Dowling hasn’t yet found a pipe and drum band to play with in Boston. So for the time being, he says, he’s enjoying the opportunity to learn new music: both ceòl mor, which translates to the great music (and is essentially bagpipe classical music) and ceòl beag, or light/little music (dance tunes, marches, slow airs). “At the moment I have several tune books spanning several hundred pages that I am slowly working my way through,” he says. “Since bagpipe music is meant to be memorized rather than read, I expect learning even a fraction of these tunes will take quite some time.”
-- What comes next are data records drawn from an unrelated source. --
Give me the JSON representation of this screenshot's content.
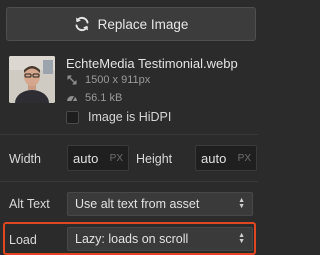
{
  "replace_button": {
    "label": "Replace Image",
    "icon": "refresh-icon"
  },
  "asset": {
    "filename": "EchteMedia Testimonial.webp",
    "dimensions": "1500 x 911px",
    "filesize": "56.1 kB",
    "hidpi_label": "Image is HiDPI",
    "hidpi_checked": false
  },
  "width_field": {
    "label": "Width",
    "value": "auto",
    "unit": "PX"
  },
  "height_field": {
    "label": "Height",
    "value": "auto",
    "unit": "PX"
  },
  "alt_text": {
    "label": "Alt Text",
    "value": "Use alt text from asset"
  },
  "load": {
    "label": "Load",
    "value": "Lazy: loads on scroll"
  },
  "colors": {
    "highlight": "#e0461f",
    "background": "#2b2b2b"
  }
}
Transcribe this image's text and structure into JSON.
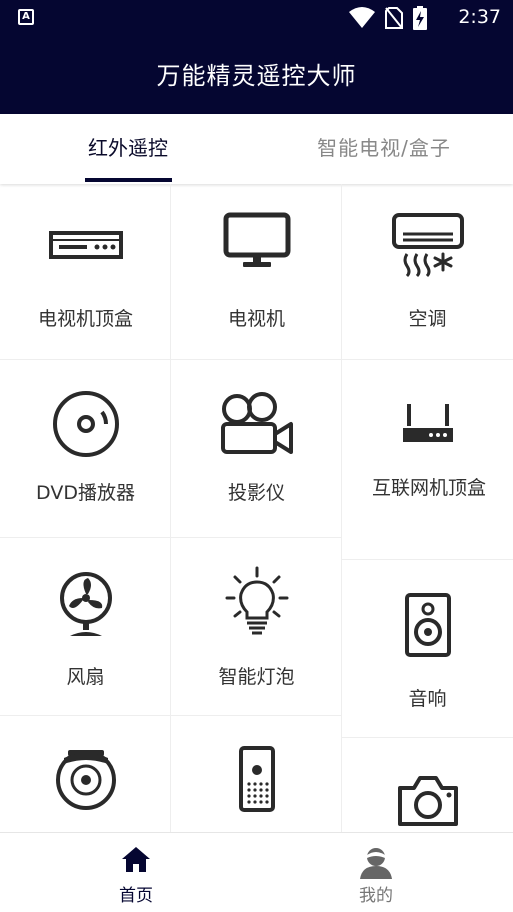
{
  "status_bar": {
    "time": "2:37",
    "left_icon_letter": "A"
  },
  "app_bar": {
    "title": "万能精灵遥控大师"
  },
  "tabs": [
    {
      "label": "红外遥控",
      "active": true
    },
    {
      "label": "智能电视/盒子",
      "active": false
    }
  ],
  "devices": {
    "set_top_box": "电视机顶盒",
    "tv": "电视机",
    "ac": "空调",
    "dvd": "DVD播放器",
    "projector": "投影仪",
    "iptv_box": "互联网机顶盒",
    "fan": "风扇",
    "smart_bulb": "智能灯泡",
    "speaker": "音响",
    "robot_vacuum": "",
    "air_purifier": "",
    "camera": ""
  },
  "bottom_nav": {
    "home": "首页",
    "mine": "我的"
  },
  "colors": {
    "primary": "#050631",
    "icon": "#2a2a2a",
    "text": "#333333",
    "muted": "#888888"
  }
}
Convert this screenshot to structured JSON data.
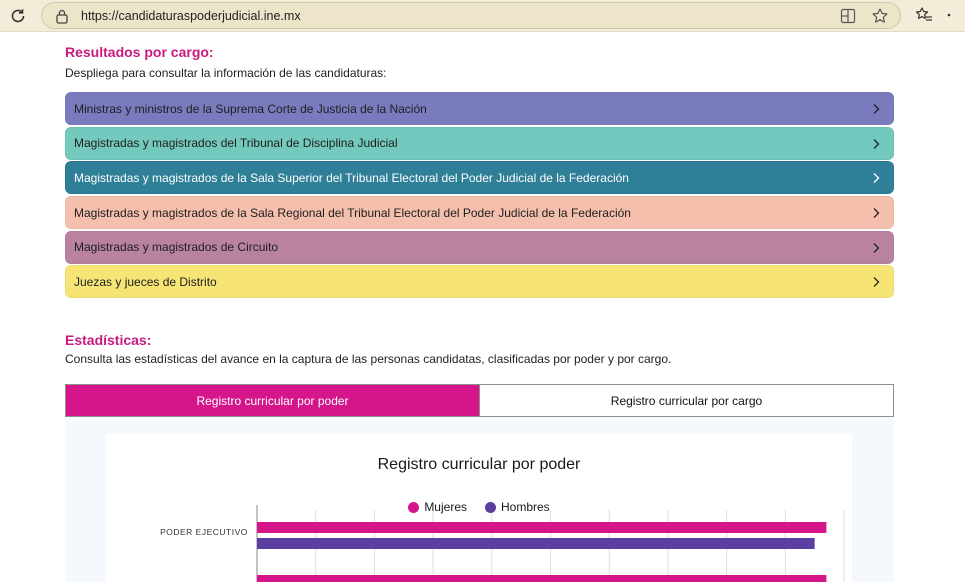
{
  "browser": {
    "url": "https://candidaturaspoderjudicial.ine.mx",
    "icons": [
      "reload-icon",
      "lock-icon",
      "split-screen-icon",
      "star-icon",
      "favorites-icon",
      "more-icon"
    ]
  },
  "resultados": {
    "title": "Resultados por cargo:",
    "description": "Despliega para consultar la información de las candidaturas:",
    "items": [
      {
        "label": "Ministras y ministros de la Suprema Corte de Justicia de la Nación",
        "color": "#7a7bbf"
      },
      {
        "label": "Magistradas y magistrados del Tribunal de Disciplina Judicial",
        "color": "#73c9bd"
      },
      {
        "label": "Magistradas y magistrados de la Sala Superior del Tribunal Electoral del Poder Judicial de la Federación",
        "color": "#2e7f97"
      },
      {
        "label": "Magistradas y magistrados de la Sala Regional del Tribunal Electoral del Poder Judicial de la Federación",
        "color": "#f5bfae"
      },
      {
        "label": "Magistradas y magistrados de Circuito",
        "color": "#b9839f"
      },
      {
        "label": "Juezas y jueces de Distrito",
        "color": "#f6e575"
      }
    ]
  },
  "estadisticas": {
    "title": "Estadísticas:",
    "description": "Consulta las estadísticas del avance en la captura de las personas candidatas, clasificadas por poder y por cargo.",
    "tabs": [
      {
        "label": "Registro curricular por poder",
        "active": true
      },
      {
        "label": "Registro curricular por cargo",
        "active": false
      }
    ]
  },
  "chart_data": {
    "type": "bar",
    "orientation": "horizontal",
    "title": "Registro curricular por poder",
    "categories": [
      "PODER EJECUTIVO",
      ""
    ],
    "series": [
      {
        "name": "Mujeres",
        "color": "#d4168a",
        "values": [
          0.97,
          0.97
        ]
      },
      {
        "name": "Hombres",
        "color": "#5b3fa0",
        "values": [
          0.95,
          null
        ]
      }
    ],
    "grid": true,
    "legend_position": "top"
  }
}
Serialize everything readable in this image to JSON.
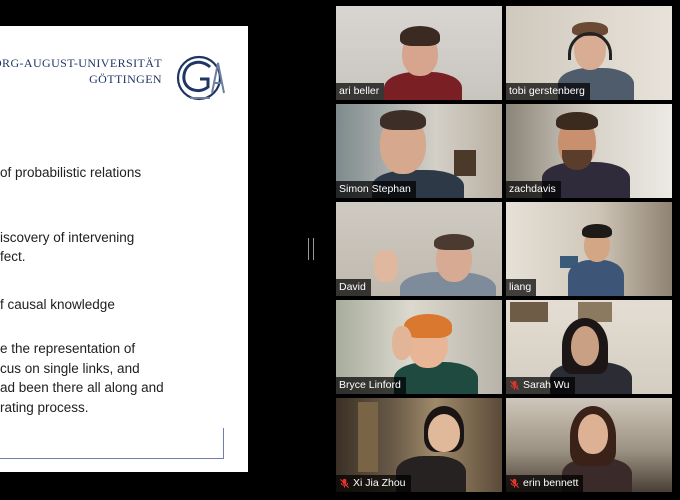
{
  "slide": {
    "university_line1": "ORG-AUGUST-UNIVERSITÄT",
    "university_line2": "GÖTTINGEN",
    "bullets": [
      "of probabilistic relations",
      "iscovery of intervening",
      "fect.",
      "f causal knowledge",
      "e the representation of",
      "cus on single links, and",
      "ad been there all along and",
      "rating process."
    ]
  },
  "participants": [
    {
      "name": "ari beller",
      "muted": false
    },
    {
      "name": "tobi gerstenberg",
      "muted": false
    },
    {
      "name": "Simon Stephan",
      "muted": false
    },
    {
      "name": "zachdavis",
      "muted": false
    },
    {
      "name": "David",
      "muted": false
    },
    {
      "name": "liang",
      "muted": false
    },
    {
      "name": "Bryce Linford",
      "muted": false
    },
    {
      "name": "Sarah Wu",
      "muted": true
    },
    {
      "name": "Xi Jia Zhou",
      "muted": true
    },
    {
      "name": "erin bennett",
      "muted": true
    }
  ],
  "colors": {
    "background": "#000000",
    "slide_text": "#202020",
    "university_blue": "#1f3566",
    "muted_red": "#e0342b",
    "active_speaker": "#2dbf3b"
  }
}
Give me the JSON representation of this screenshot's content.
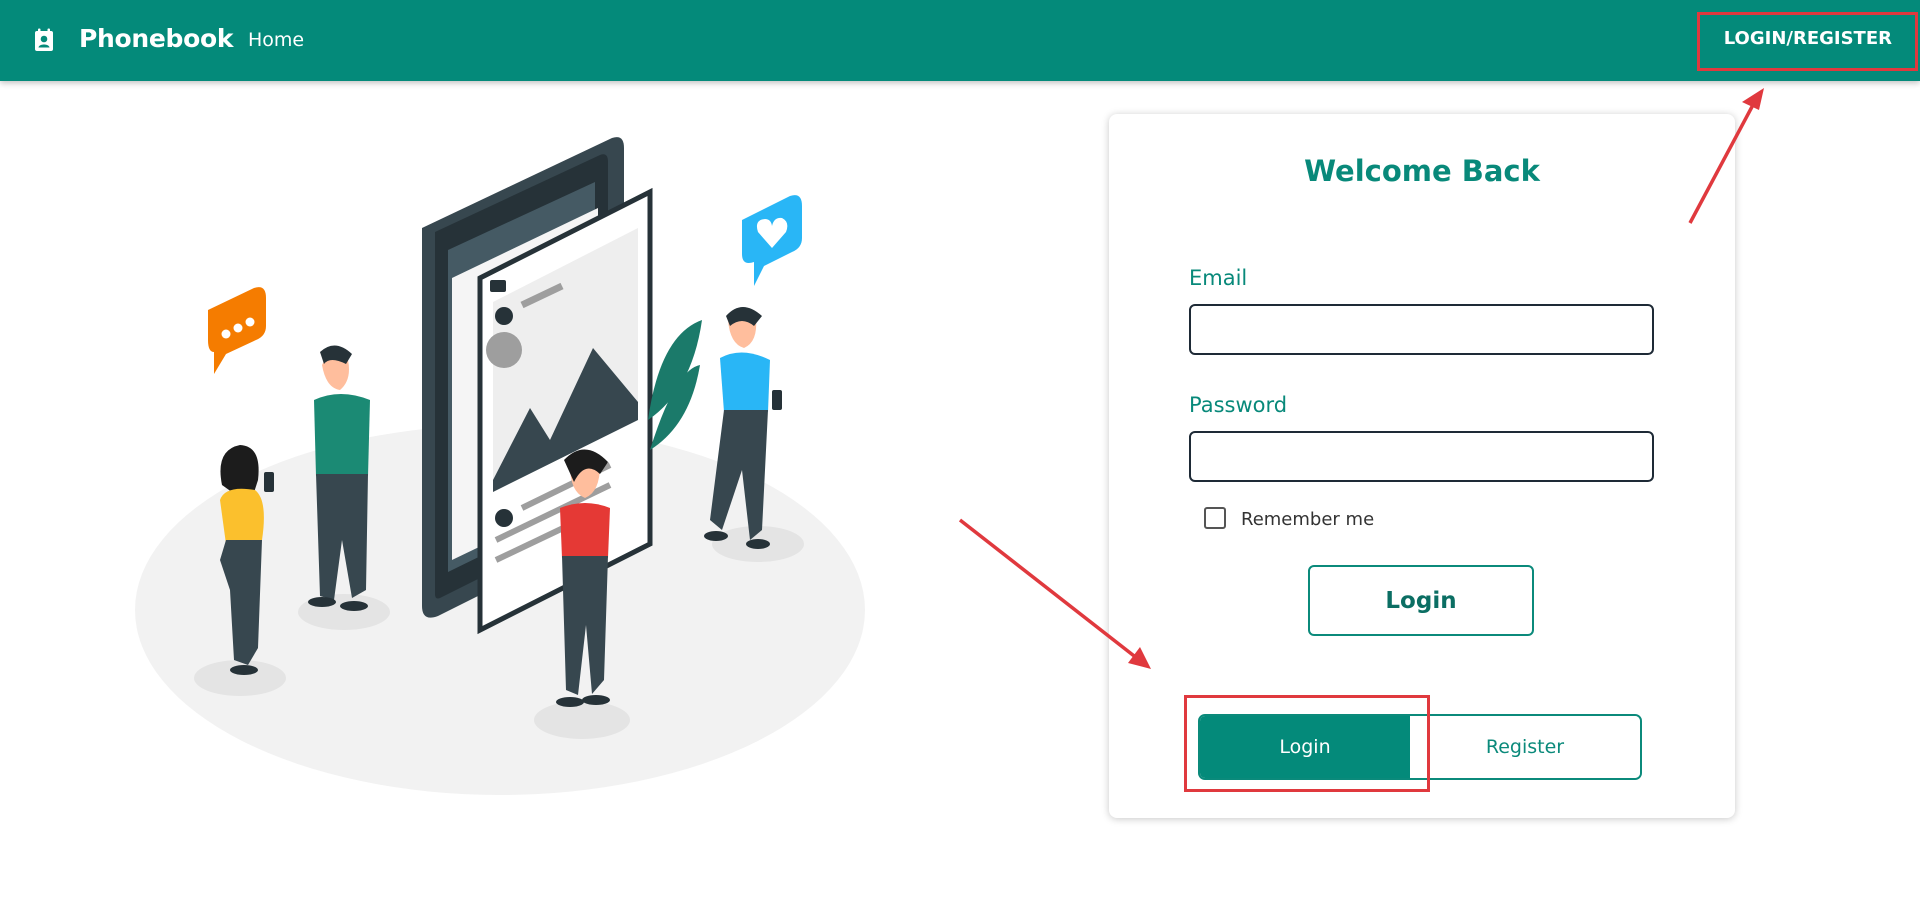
{
  "navbar": {
    "brand": "Phonebook",
    "brand_icon": "contact-book-icon",
    "home": "Home",
    "auth": "LOGIN/REGISTER",
    "color": "#048a7a"
  },
  "illustration": {
    "icons": [
      "chat-bubble-icon",
      "heart-notification-icon",
      "camera-icon",
      "image-icon"
    ]
  },
  "login_card": {
    "title": "Welcome Back",
    "email_label": "Email",
    "email_value": "",
    "password_label": "Password",
    "password_value": "",
    "remember_label": "Remember me",
    "remember_checked": false,
    "submit_label": "Login"
  },
  "mode_toggle": {
    "login_label": "Login",
    "register_label": "Register",
    "selected": "Login"
  },
  "annotations": {
    "color": "#e0393e"
  }
}
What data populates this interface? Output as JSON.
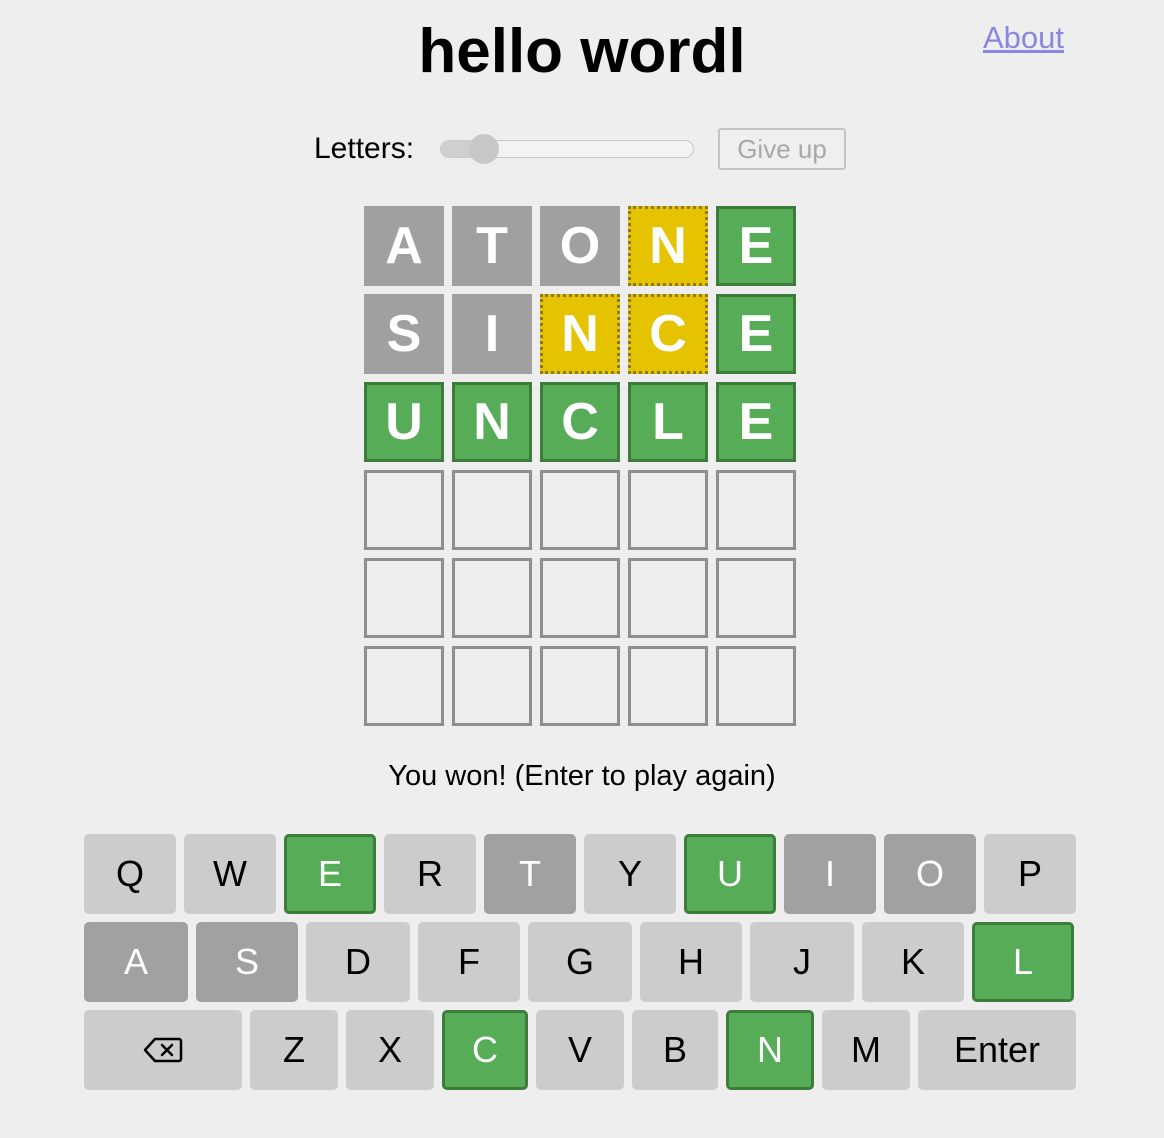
{
  "header": {
    "title": "hello wordl",
    "about_label": "About"
  },
  "controls": {
    "letters_label": "Letters:",
    "slider_fraction": 0.17,
    "give_up_label": "Give up"
  },
  "board": {
    "rows": [
      [
        {
          "letter": "A",
          "state": "absent"
        },
        {
          "letter": "T",
          "state": "absent"
        },
        {
          "letter": "O",
          "state": "absent"
        },
        {
          "letter": "N",
          "state": "elsewhere"
        },
        {
          "letter": "E",
          "state": "correct"
        }
      ],
      [
        {
          "letter": "S",
          "state": "absent"
        },
        {
          "letter": "I",
          "state": "absent"
        },
        {
          "letter": "N",
          "state": "elsewhere"
        },
        {
          "letter": "C",
          "state": "elsewhere"
        },
        {
          "letter": "E",
          "state": "correct"
        }
      ],
      [
        {
          "letter": "U",
          "state": "correct"
        },
        {
          "letter": "N",
          "state": "correct"
        },
        {
          "letter": "C",
          "state": "correct"
        },
        {
          "letter": "L",
          "state": "correct"
        },
        {
          "letter": "E",
          "state": "correct"
        }
      ],
      [
        {
          "letter": "",
          "state": "empty"
        },
        {
          "letter": "",
          "state": "empty"
        },
        {
          "letter": "",
          "state": "empty"
        },
        {
          "letter": "",
          "state": "empty"
        },
        {
          "letter": "",
          "state": "empty"
        }
      ],
      [
        {
          "letter": "",
          "state": "empty"
        },
        {
          "letter": "",
          "state": "empty"
        },
        {
          "letter": "",
          "state": "empty"
        },
        {
          "letter": "",
          "state": "empty"
        },
        {
          "letter": "",
          "state": "empty"
        }
      ],
      [
        {
          "letter": "",
          "state": "empty"
        },
        {
          "letter": "",
          "state": "empty"
        },
        {
          "letter": "",
          "state": "empty"
        },
        {
          "letter": "",
          "state": "empty"
        },
        {
          "letter": "",
          "state": "empty"
        }
      ]
    ]
  },
  "status": {
    "message": "You won! (Enter to play again)"
  },
  "keyboard": {
    "rows": [
      [
        {
          "label": "Q",
          "state": "unused"
        },
        {
          "label": "W",
          "state": "unused"
        },
        {
          "label": "E",
          "state": "correct"
        },
        {
          "label": "R",
          "state": "unused"
        },
        {
          "label": "T",
          "state": "absent"
        },
        {
          "label": "Y",
          "state": "unused"
        },
        {
          "label": "U",
          "state": "correct"
        },
        {
          "label": "I",
          "state": "absent"
        },
        {
          "label": "O",
          "state": "absent"
        },
        {
          "label": "P",
          "state": "unused"
        }
      ],
      [
        {
          "label": "A",
          "state": "absent"
        },
        {
          "label": "S",
          "state": "absent"
        },
        {
          "label": "D",
          "state": "unused"
        },
        {
          "label": "F",
          "state": "unused"
        },
        {
          "label": "G",
          "state": "unused"
        },
        {
          "label": "H",
          "state": "unused"
        },
        {
          "label": "J",
          "state": "unused"
        },
        {
          "label": "K",
          "state": "unused"
        },
        {
          "label": "L",
          "state": "correct"
        }
      ],
      [
        {
          "label": "",
          "icon": "backspace-icon",
          "state": "unused"
        },
        {
          "label": "Z",
          "state": "unused"
        },
        {
          "label": "X",
          "state": "unused"
        },
        {
          "label": "C",
          "state": "correct"
        },
        {
          "label": "V",
          "state": "unused"
        },
        {
          "label": "B",
          "state": "unused"
        },
        {
          "label": "N",
          "state": "correct"
        },
        {
          "label": "M",
          "state": "unused"
        },
        {
          "label": "Enter",
          "state": "unused"
        }
      ]
    ]
  },
  "colors": {
    "correct": "#57ac57",
    "elsewhere": "#e6c300",
    "absent": "#a0a0a0",
    "key_default": "#cccccc",
    "link": "#8b86e0"
  }
}
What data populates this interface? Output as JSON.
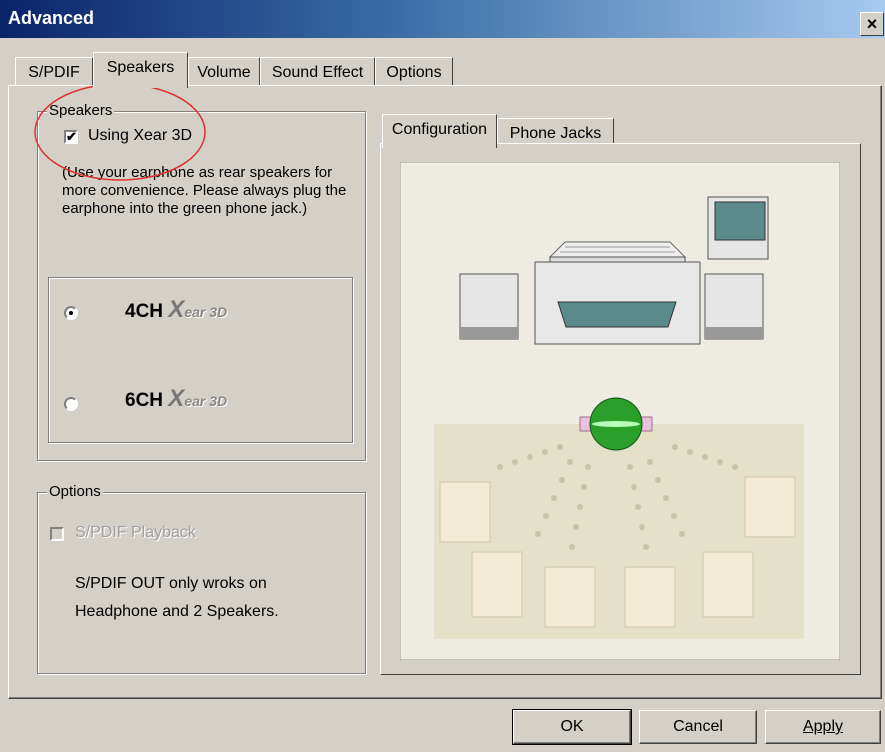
{
  "window": {
    "title": "Advanced",
    "close_glyph": "×"
  },
  "tabs": [
    {
      "label": "S/PDIF"
    },
    {
      "label": "Speakers",
      "selected": true
    },
    {
      "label": "Volume"
    },
    {
      "label": "Sound Effect"
    },
    {
      "label": "Options"
    }
  ],
  "speakers_group": {
    "legend": "Speakers",
    "checkbox_label": "Using Xear 3D",
    "checked": true,
    "description": "(Use your earphone as rear speakers for more convenience. Please always plug the earphone into the green phone jack.)",
    "modes": [
      {
        "label": "4CH",
        "brand": "ear 3D",
        "selected": true
      },
      {
        "label": "6CH",
        "brand": "ear 3D",
        "selected": false
      }
    ],
    "brand_x": "X"
  },
  "options_group": {
    "legend": "Options",
    "checkbox_label": "S/PDIF Playback",
    "enabled": false,
    "note": "S/PDIF OUT only wroks on Headphone and 2 Speakers."
  },
  "right_tabs": [
    {
      "label": "Configuration",
      "selected": true
    },
    {
      "label": "Phone Jacks"
    }
  ],
  "buttons": {
    "ok": "OK",
    "cancel": "Cancel",
    "apply": "Apply"
  },
  "colors": {
    "titlebar": "#0a246a",
    "annotation_circle": "#e03030",
    "sphere": "#2aa02a"
  }
}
At the same time, he has found a solution to the way-too-loud-to-practice-indoors problem: he is teaching himself the Scottish smallpipes, which are similar to the Highland bagpipes but considerably quieter. The smallpipes have other benefits as well. Whereas the Highland bagpipes are tuned to the key of B-flat—an uncommon key for most other instruments—the smallpipes can be tuned to the keys of A or D, which allows him to play along with other instruments: guitar, violin, tin whistle, banjo, etc. This has been an especially nice perk, he says, as his roommates are musicians themselves and they can now all gather for intra-apartment jamborees.

With the smallpipes Dowling can practice indoors without alienating the entire block, but finding time to do so can still be a bit of a challenge. So on warm days he will bring his smallpipes to his office in the Martinos Center in the Charlestown Navy Yard and, either during lunch or after work, take them outside to play. And of course he will often draw a crowd when he does—even if he is only practicing.